Design Principles

This section discusses the design principles of the Firehose system, which were heavily inspired by the large-scale data-science machinery and processes previously developed by the StreamingFast team.


The Firehose North Star

We designed the Firehose around a few ground truths/assumptions:

  • Flat files are better than live running CPU/RAM-consuming processes

  • Data is messy, design for fast iteration of any data processes

  • Data agility is only possible if processes can be parallelized

  • Clear “data contracts” between tasks/processes (APIs, RPC query formats, data model definitions) are critical

  • Be excruciatingly precise when defining, referencing, or identifying concepts or data models. Leave no stone unturned.

  • The only guarantee in data-science is that your data processes will change and evolve

  • Migrating data is annoying, thus we must be thorough when considering:

    • File formats
    • Forward/backward-compatibility
    • Versioning
    • Performance

Extraction

We aim to find the shortest path from deterministic execution of blocks/transactions to a flat file.

  • Develop laser-focused processes which are simple and robust (Extractor, Merger, Relayer, Firehose).
  • Avoid coupling extraction with indexing itself (or other services).
  • Ensure minimal impact on performance on the node executing the write operations of a given protocol.

Data Completeness

We strive to Extract All The Data from the nodes, so we literally never need to go back and query them. We want our data to be complete, rich and verifiable.

When a transaction changes the balance for a given address from 100 to 200, we store the storage key that was changed, as well as the previous and next values. This allows atomic updates in forward and backwards directions. It also allows for integrity checks to ensure no data is inconsistent. For example, the next mutation for that key should have a previous_data of 200 before it changes to something else, otherwise there’s a problem with the extraction mechanisms, and data quality will suffer.

Making the data complete means that the relationships between a transaction, its block’s schedule, its execution, its expiration, the events produced by its side effects, the call tree, and each call’s state transition and effects, are all known and accounted for. Figuring out relations after the fact can only be a source of pain, and of missed opportunities for potential data applications.

Some protocols offer JSON-RPC requests that allow querying either transaction status or state, but separately. A data process that is triggered by an Ethereum Log event might greatly benefit from checking if the parent contract of the call which produced the given log event is mine, or another one I know and trust.

Without easy access to this kind of data, developers inevitably work around the issue by emitting more events, increasing gas costs, only to circumvent the fact that enriched data is not readily available. Availability of such data even has effects on contract design, as a contract designer needs to think about how the stored data will be queried and consumed, often by his own application.
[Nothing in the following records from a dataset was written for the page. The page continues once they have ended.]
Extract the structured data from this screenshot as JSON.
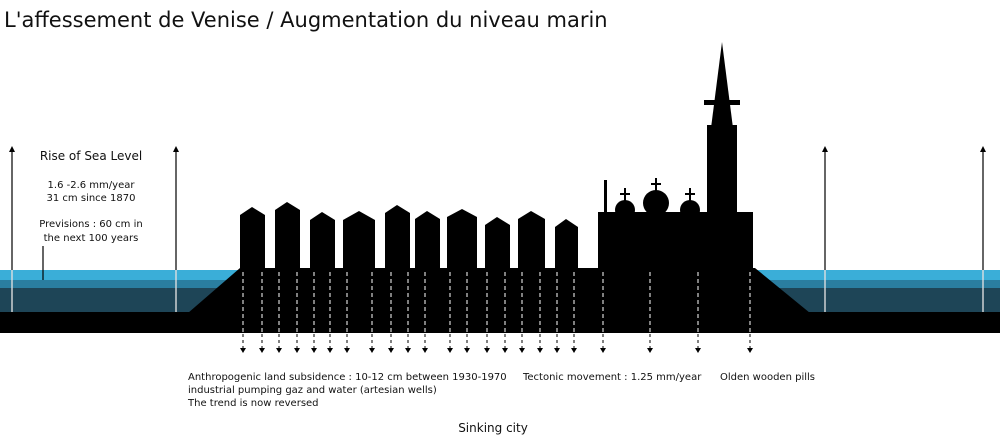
{
  "title": "L'affessement de Venise / Augmentation du niveau marin",
  "sea_level": {
    "title": "Rise of Sea Level",
    "lines": [
      "1.6 -2.6 mm/year",
      "31 cm since 1870",
      "Previsions : 60 cm in",
      "the next 100 years"
    ]
  },
  "annotations": {
    "subsidence": [
      "Anthropogenic land subsidence : 10-12 cm between 1930-1970",
      "industrial pumping gaz and water (artesian wells)",
      "The trend is now reversed"
    ],
    "tectonic": "Tectonic movement : 1.25 mm/year",
    "piles": "Olden wooden pills"
  },
  "caption": "Sinking city"
}
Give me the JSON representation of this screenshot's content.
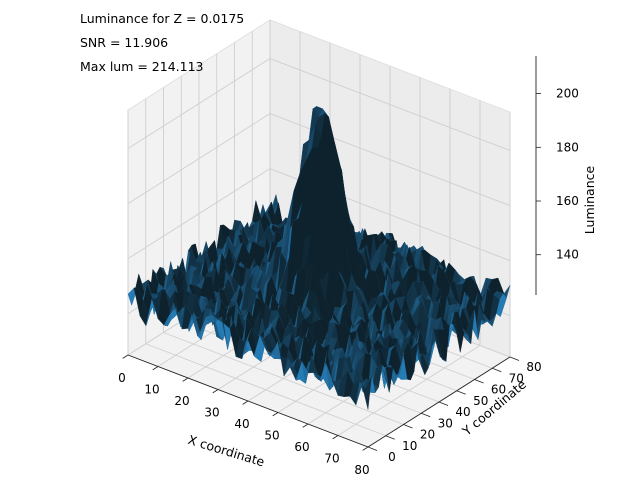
{
  "chart_data": {
    "type": "surface",
    "title": "",
    "annotations": [
      "Luminance for Z = 0.0175",
      "SNR = 11.906",
      "Max lum = 214.113"
    ],
    "xlabel": "X coordinate",
    "ylabel": "Y coordinate",
    "zlabel": "Luminance",
    "x_ticks": [
      "0",
      "10",
      "20",
      "30",
      "40",
      "50",
      "60",
      "70",
      "80"
    ],
    "y_ticks": [
      "0",
      "10",
      "20",
      "30",
      "40",
      "50",
      "60",
      "70",
      "80"
    ],
    "z_ticks": [
      "140",
      "160",
      "180",
      "200"
    ],
    "xlim": [
      0,
      80
    ],
    "ylim": [
      0,
      80
    ],
    "zlim": [
      125,
      214
    ],
    "surface_color": "#1f77b4",
    "background": "Gaussian-like peak near center rising to about 214 over a noisy base around 140-160",
    "peak": {
      "x": 40,
      "y": 40,
      "z": 214.113
    },
    "base_level": 145,
    "grid": true
  }
}
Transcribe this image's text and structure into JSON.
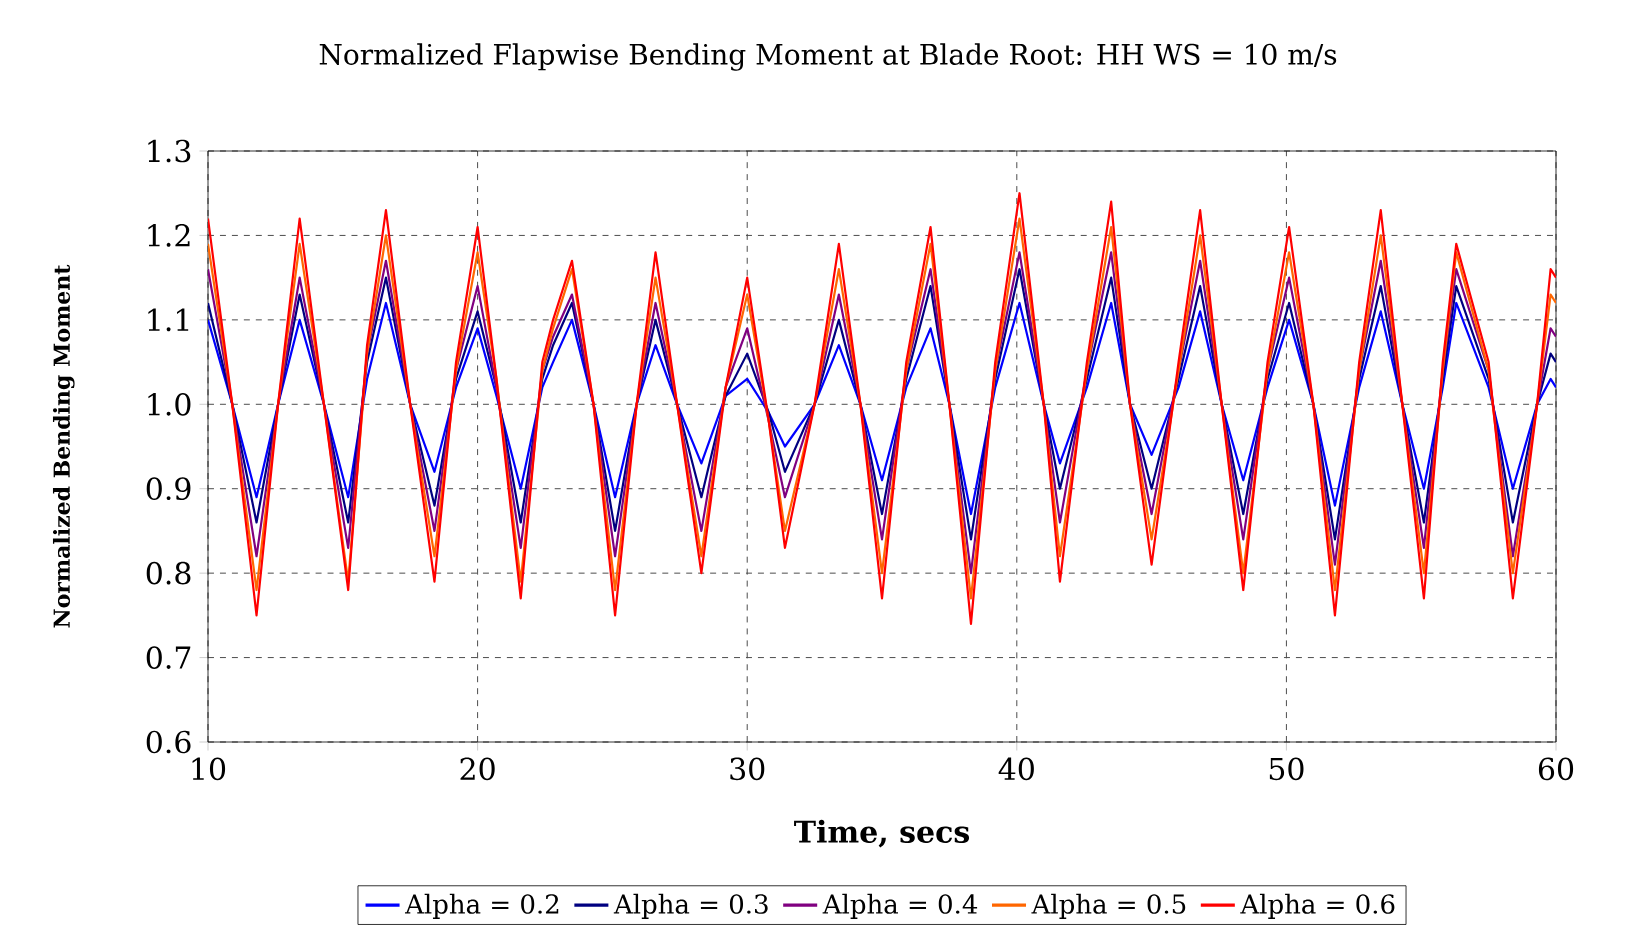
{
  "chart_data": {
    "type": "line",
    "title": "Normalized Flapwise Bending Moment at Blade Root: HH WS = 10 m/s",
    "xlabel": "Time, secs",
    "ylabel": "Normalized Bending Moment",
    "x": [
      10.0,
      10.9,
      11.8,
      12.6,
      13.4,
      14.3,
      15.2,
      15.9,
      16.6,
      17.5,
      18.4,
      19.2,
      20.0,
      20.7,
      21.6,
      22.4,
      22.8,
      23.5,
      24.3,
      25.1,
      25.9,
      26.6,
      27.4,
      28.3,
      29.2,
      30.0,
      30.8,
      31.4,
      32.5,
      33.4,
      34.2,
      35.0,
      35.9,
      36.8,
      37.5,
      38.3,
      39.2,
      40.1,
      41.0,
      41.6,
      42.6,
      43.5,
      44.2,
      45.0,
      46.0,
      46.8,
      47.6,
      48.4,
      49.3,
      50.1,
      51.0,
      51.8,
      52.7,
      53.5,
      54.3,
      55.1,
      55.8,
      56.3,
      57.5,
      58.4,
      59.3,
      59.8,
      60.0
    ],
    "series": [
      {
        "name": "Alpha = 0.2",
        "color": "#0000ff",
        "values": [
          1.1,
          1.0,
          0.89,
          1.0,
          1.1,
          1.0,
          0.89,
          1.03,
          1.12,
          1.0,
          0.92,
          1.02,
          1.09,
          1.01,
          0.9,
          1.02,
          1.05,
          1.1,
          1.0,
          0.89,
          1.0,
          1.07,
          1.0,
          0.93,
          1.01,
          1.03,
          0.99,
          0.95,
          1.0,
          1.07,
          1.0,
          0.91,
          1.02,
          1.09,
          1.0,
          0.87,
          1.02,
          1.12,
          1.0,
          0.93,
          1.02,
          1.12,
          1.0,
          0.94,
          1.02,
          1.11,
          1.0,
          0.91,
          1.02,
          1.1,
          1.0,
          0.88,
          1.02,
          1.11,
          1.0,
          0.9,
          1.02,
          1.12,
          1.02,
          0.9,
          1.0,
          1.03,
          1.02
        ]
      },
      {
        "name": "Alpha = 0.3",
        "color": "#000080",
        "values": [
          1.12,
          1.0,
          0.86,
          1.0,
          1.13,
          1.0,
          0.86,
          1.05,
          1.15,
          1.0,
          0.88,
          1.03,
          1.11,
          1.02,
          0.86,
          1.03,
          1.07,
          1.12,
          1.0,
          0.85,
          1.0,
          1.1,
          1.0,
          0.89,
          1.01,
          1.06,
          0.99,
          0.92,
          1.0,
          1.1,
          1.0,
          0.87,
          1.03,
          1.14,
          1.0,
          0.84,
          1.03,
          1.16,
          1.0,
          0.9,
          1.03,
          1.15,
          1.0,
          0.9,
          1.03,
          1.14,
          1.0,
          0.87,
          1.03,
          1.12,
          1.0,
          0.84,
          1.03,
          1.14,
          1.0,
          0.86,
          1.03,
          1.14,
          1.03,
          0.86,
          1.0,
          1.06,
          1.05
        ]
      },
      {
        "name": "Alpha = 0.4",
        "color": "#800080",
        "values": [
          1.16,
          1.0,
          0.82,
          1.0,
          1.15,
          1.0,
          0.83,
          1.06,
          1.17,
          1.0,
          0.85,
          1.04,
          1.14,
          1.02,
          0.83,
          1.04,
          1.08,
          1.13,
          1.0,
          0.82,
          1.0,
          1.12,
          1.0,
          0.85,
          1.02,
          1.09,
          0.98,
          0.89,
          1.0,
          1.13,
          1.0,
          0.84,
          1.04,
          1.16,
          1.0,
          0.8,
          1.04,
          1.18,
          1.0,
          0.86,
          1.04,
          1.18,
          1.0,
          0.87,
          1.04,
          1.17,
          1.0,
          0.84,
          1.04,
          1.15,
          1.0,
          0.81,
          1.04,
          1.17,
          1.0,
          0.83,
          1.04,
          1.16,
          1.04,
          0.82,
          1.0,
          1.09,
          1.08
        ]
      },
      {
        "name": "Alpha = 0.5",
        "color": "#ff6600",
        "values": [
          1.19,
          1.0,
          0.78,
          1.0,
          1.19,
          1.0,
          0.79,
          1.06,
          1.2,
          1.0,
          0.82,
          1.04,
          1.18,
          1.03,
          0.79,
          1.04,
          1.09,
          1.16,
          1.0,
          0.78,
          1.0,
          1.15,
          1.0,
          0.82,
          1.02,
          1.13,
          0.98,
          0.85,
          1.0,
          1.16,
          1.0,
          0.8,
          1.04,
          1.19,
          1.0,
          0.77,
          1.04,
          1.22,
          1.0,
          0.82,
          1.04,
          1.21,
          1.0,
          0.84,
          1.04,
          1.2,
          1.0,
          0.8,
          1.04,
          1.18,
          1.0,
          0.78,
          1.04,
          1.2,
          1.0,
          0.8,
          1.04,
          1.18,
          1.04,
          0.8,
          1.0,
          1.13,
          1.12
        ]
      },
      {
        "name": "Alpha = 0.6",
        "color": "#ff0000",
        "values": [
          1.22,
          1.0,
          0.75,
          1.0,
          1.22,
          1.0,
          0.78,
          1.07,
          1.23,
          1.0,
          0.79,
          1.05,
          1.21,
          1.03,
          0.77,
          1.05,
          1.1,
          1.17,
          1.0,
          0.75,
          1.0,
          1.18,
          1.0,
          0.8,
          1.02,
          1.15,
          0.98,
          0.83,
          1.0,
          1.19,
          1.0,
          0.77,
          1.05,
          1.21,
          1.0,
          0.74,
          1.05,
          1.25,
          1.0,
          0.79,
          1.05,
          1.24,
          1.0,
          0.81,
          1.05,
          1.23,
          1.0,
          0.78,
          1.05,
          1.21,
          1.0,
          0.75,
          1.05,
          1.23,
          1.0,
          0.77,
          1.05,
          1.19,
          1.05,
          0.77,
          1.0,
          1.16,
          1.15
        ]
      }
    ],
    "xlim": [
      10,
      60
    ],
    "ylim": [
      0.6,
      1.3
    ],
    "xticks": [
      10,
      20,
      30,
      40,
      50,
      60
    ],
    "yticks": [
      {
        "value": 0.6,
        "label": "0.6"
      },
      {
        "value": 0.7,
        "label": "0.7"
      },
      {
        "value": 0.8,
        "label": "0.8"
      },
      {
        "value": 0.9,
        "label": "0.9"
      },
      {
        "value": 1.0,
        "label": "1.0"
      },
      {
        "value": 1.1,
        "label": "1.1"
      },
      {
        "value": 1.2,
        "label": "1.2"
      },
      {
        "value": 1.3,
        "label": "1.3"
      }
    ],
    "grid": true,
    "legend": "bottom",
    "marker": "none",
    "line_style": "solid"
  }
}
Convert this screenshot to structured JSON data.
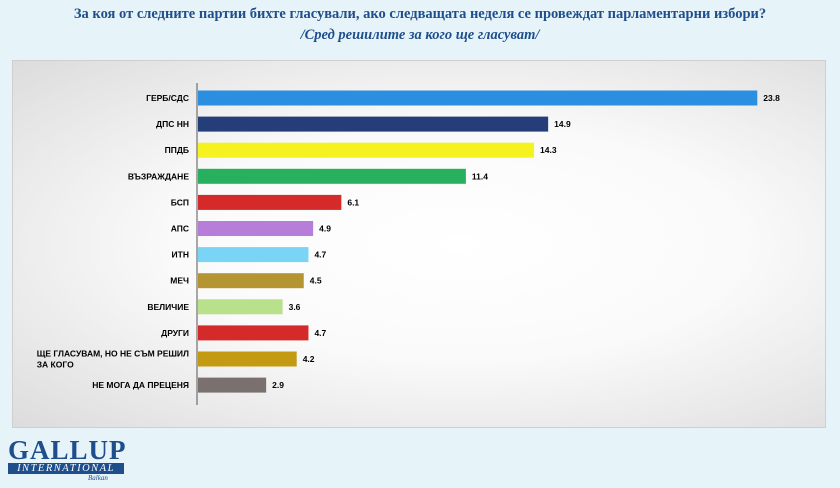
{
  "title_line1": "За коя от следните партии бихте  гласували,  ако следващата неделя се провеждат парламентарни избори?",
  "title_line2": "/Сред решилите за кого ще гласуват/",
  "logo": {
    "main": "GALLUP",
    "band": "INTERNATIONAL",
    "small": "Balkan"
  },
  "colors": {
    "title": "#1f4e8c",
    "background": "#e6f4fa"
  },
  "chart_data": {
    "type": "bar",
    "orientation": "horizontal",
    "grid": false,
    "categories": [
      [
        "ГЕРБ/СДС"
      ],
      [
        "ДПС НН"
      ],
      [
        "ППДБ"
      ],
      [
        "ВЪЗРАЖДАНЕ"
      ],
      [
        "БСП"
      ],
      [
        "АПС"
      ],
      [
        "ИТН"
      ],
      [
        "МЕЧ"
      ],
      [
        "ВЕЛИЧИЕ"
      ],
      [
        "ДРУГИ"
      ],
      [
        "ЩЕ ГЛАСУВАМ, НО НЕ СЪМ РЕШИЛ",
        "ЗА КОГО"
      ],
      [
        "НЕ МОГА ДА ПРЕЦЕНЯ"
      ]
    ],
    "values": [
      23.8,
      14.9,
      14.3,
      11.4,
      6.1,
      4.9,
      4.7,
      4.5,
      3.6,
      4.7,
      4.2,
      2.9
    ],
    "value_labels": [
      "23.8",
      "14.9",
      "14.3",
      "11.4",
      "6.1",
      "4.9",
      "4.7",
      "4.5",
      "3.6",
      "4.7",
      "4.2",
      "2.9"
    ],
    "colors": [
      "#2b8ee0",
      "#253e7a",
      "#f6f21f",
      "#28b05e",
      "#d42a2a",
      "#b67ed8",
      "#79d4f5",
      "#b59532",
      "#b9e08a",
      "#d42a2a",
      "#c49a12",
      "#7a7070"
    ],
    "xlim": [
      0,
      24
    ]
  }
}
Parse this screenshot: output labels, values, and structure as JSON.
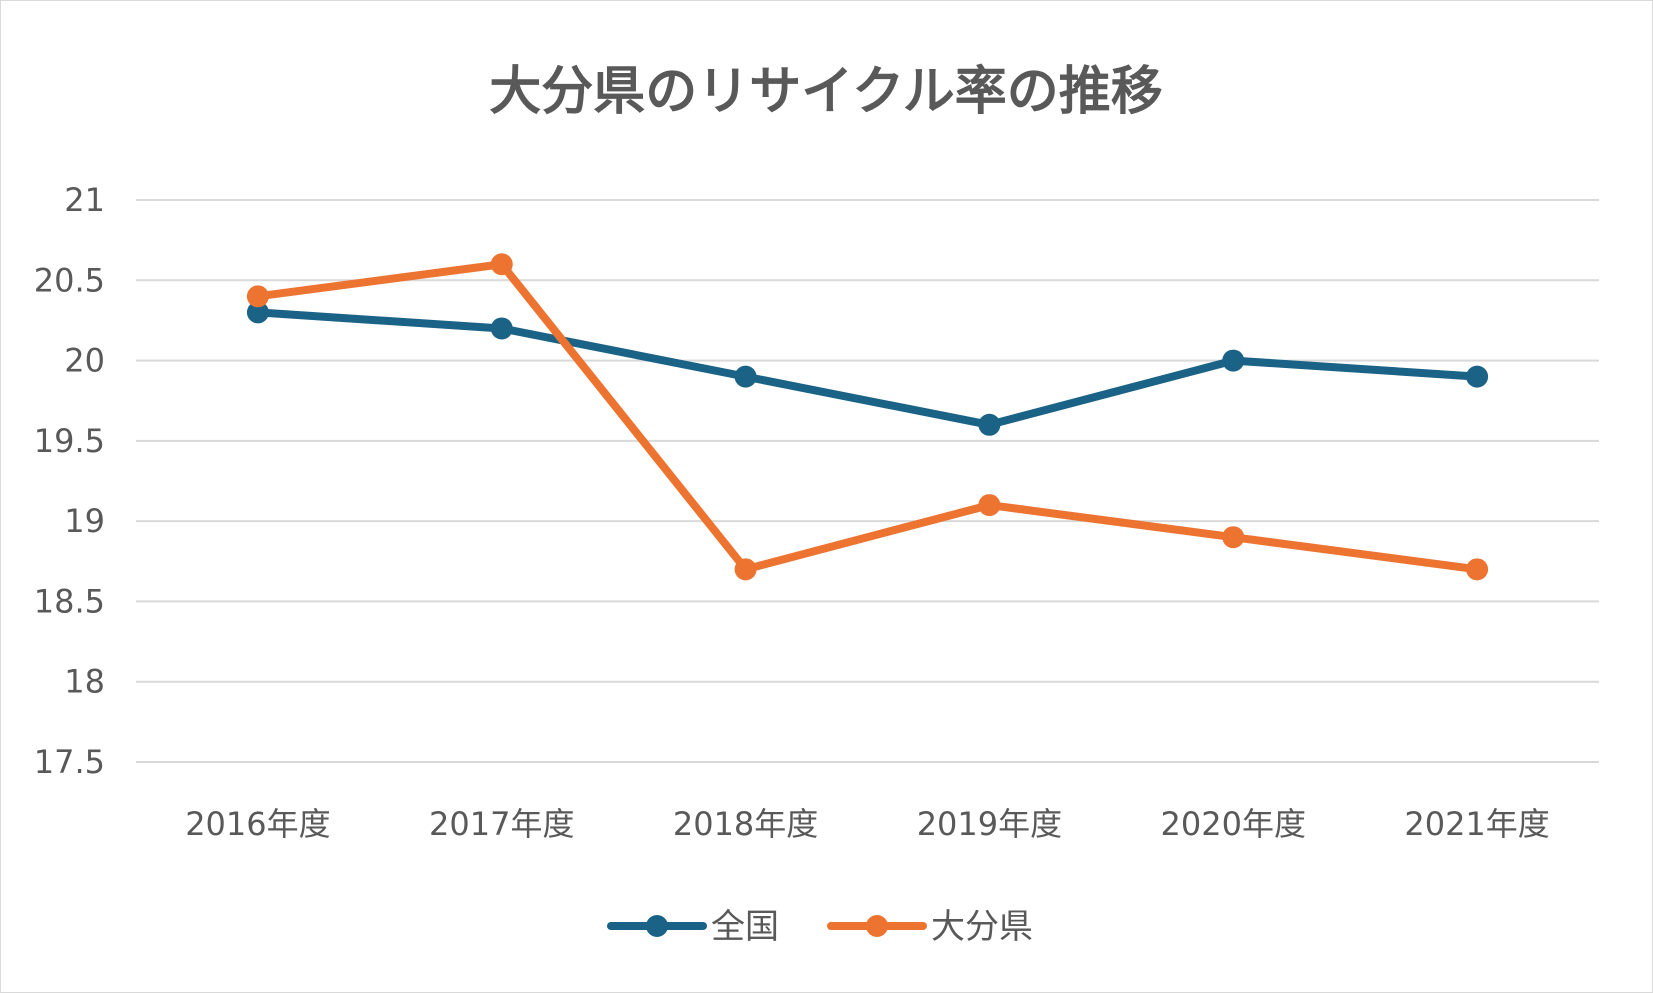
{
  "chart_data": {
    "type": "line",
    "title": "大分県のリサイクル率の推移",
    "categories": [
      "2016年度",
      "2017年度",
      "2018年度",
      "2019年度",
      "2020年度",
      "2021年度"
    ],
    "series": [
      {
        "name": "全国",
        "values": [
          20.3,
          20.2,
          19.9,
          19.6,
          20.0,
          19.9
        ],
        "color": "#1a6286"
      },
      {
        "name": "大分県",
        "values": [
          20.4,
          20.6,
          18.7,
          19.1,
          18.9,
          18.7
        ],
        "color": "#ed7331"
      }
    ],
    "ylim": [
      17.5,
      21
    ],
    "yticks": [
      "17.5",
      "18",
      "18.5",
      "19",
      "19.5",
      "20",
      "20.5",
      "21"
    ],
    "grid": true,
    "gridColor": "#d9d9d9",
    "legend": "bottom"
  }
}
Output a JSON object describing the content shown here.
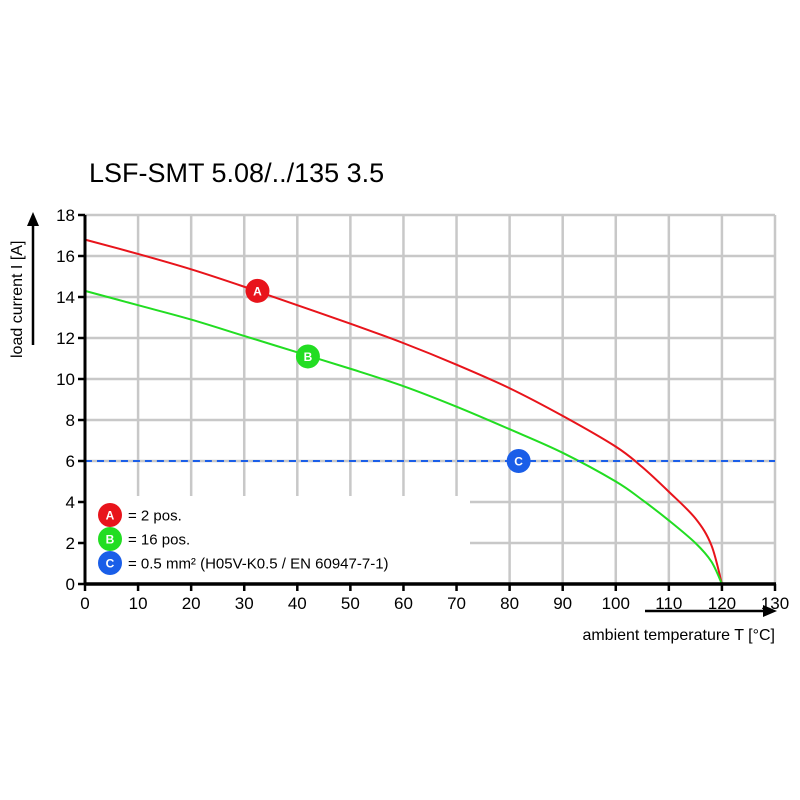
{
  "chart_data": {
    "type": "line",
    "title": "LSF-SMT 5.08/../135 3.5",
    "xlabel": "ambient temperature T [°C]",
    "ylabel": "load current I [A]",
    "xlim": [
      0,
      130
    ],
    "ylim": [
      0,
      18
    ],
    "xticks": [
      0,
      10,
      20,
      30,
      40,
      50,
      60,
      70,
      80,
      90,
      100,
      110,
      120,
      130
    ],
    "yticks": [
      0,
      2,
      4,
      6,
      8,
      10,
      12,
      14,
      16,
      18
    ],
    "grid": true,
    "legend_position": "bottom-left",
    "series": [
      {
        "marker": "A",
        "color": "#e8141b",
        "x": [
          0,
          10,
          20,
          30,
          40,
          50,
          60,
          70,
          80,
          90,
          100,
          105,
          110,
          115,
          118,
          120
        ],
        "y": [
          16.8,
          16.1,
          15.35,
          14.5,
          13.6,
          12.7,
          11.75,
          10.7,
          9.55,
          8.2,
          6.7,
          5.7,
          4.5,
          3.2,
          1.9,
          0
        ]
      },
      {
        "marker": "B",
        "color": "#22dd22",
        "x": [
          0,
          10,
          20,
          30,
          40,
          50,
          60,
          70,
          80,
          90,
          100,
          105,
          110,
          115,
          118,
          120
        ],
        "y": [
          14.3,
          13.6,
          12.9,
          12.1,
          11.3,
          10.5,
          9.65,
          8.65,
          7.55,
          6.4,
          5.0,
          4.1,
          3.1,
          2.0,
          1.1,
          0
        ]
      },
      {
        "marker": "C",
        "color": "#1a5ee8",
        "dashed": true,
        "x": [
          0,
          130
        ],
        "y": [
          6,
          6
        ]
      }
    ],
    "markers": [
      {
        "label": "A",
        "x": 32.5,
        "y": 14.3,
        "color": "#e8141b"
      },
      {
        "label": "B",
        "x": 42,
        "y": 11.1,
        "color": "#22dd22"
      },
      {
        "label": "C",
        "x": 81.7,
        "y": 6,
        "color": "#1a5ee8"
      }
    ],
    "legend": [
      {
        "label": "A",
        "text": "= 2 pos.",
        "color": "#e8141b"
      },
      {
        "label": "B",
        "text": "= 16 pos.",
        "color": "#22dd22"
      },
      {
        "label": "C",
        "text": "= 0.5 mm² (H05V-K0.5 / EN 60947-7-1)",
        "color": "#1a5ee8"
      }
    ]
  }
}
Richer external data processes allow devs to simplify contracts, and lower on-chain operation costs.


Modeling With Extreme Care

The data model we use to ingest protocol data was modeled with extreme care. We discovered peculiarities of several protocols the hard way.

Some subtle interpretations of bits of data produced by a blockchain (e.g.: the meaning of a reverted call within the call stack of an Ethereum transaction) are such that, if enough information is not surfaced from the source, it can be impossible to interpret the data downstream. It is only when the model definitions (protobuf schemas) are complete and leave no bit of data in a node that we know that we can serve all needs: that no other solution is needed.

Conceptually, the data extracted from a node should be so complete that one could write a program that takes that data, and rebuilds a full archive node out of it, and is able to boot it.


Use Files and Streams of Pure Data

As opposed to requests/responses model, we’ve chosen to use flat-files and data streams, to alleviate the challenges of querying pools of (often load-balanced) nodes in a master-to-master replication configuration.

This avoids massive consistency issues, their retries, the incurred latency, and greatly simplifies the consuming code.

Additionally, by adopting the flat-file and data stream abstractions we adhere to the Unix philosophy of writing programs that do one thing, do it well, and work together with other programs by handling streams of data as input and output.


State Transition Hiearchy

We use state transitions scoped to a call, indexed within a transaction, indexed within a block.

Most blockchains “round up” state changes for all transactions into a block to facilitate consensus. But the basic unit of execution remains a single smart contract execution (a single EVM call alone, where calling another contract means a second execution).

Precision in state is therefore lost for what happens mid-block, i.e. when the state of a contract changes in the middle of a transaction, in the middle of a block. If you want to know the balance at the exact point because it’s required for some calculations (when you’re processing a log event for instance), you’re out of luck, because the node will provide the response that is true at the end of that block. It’s thus impossible to know if there are other transactions after the one you are indexing that mutated the same state again. Querying a node will potentially throw you off, sometimes egregiously so.

Not all chains make consuming the actual state easy. For example, Solidity makes such an endeavor rather opaque, in the form of a bytes32 => bytes32 mapping, although there are ways to decode it. However, making that state usable creates tremendous opportunities for indexing.

Regarding versioning, compatibility and speed of file content, we found Google’s Protocol Buffers version 3 to meet these last requirements, while striving for simplicity (e.g. as attested by their removal of optional/required fields in version 3).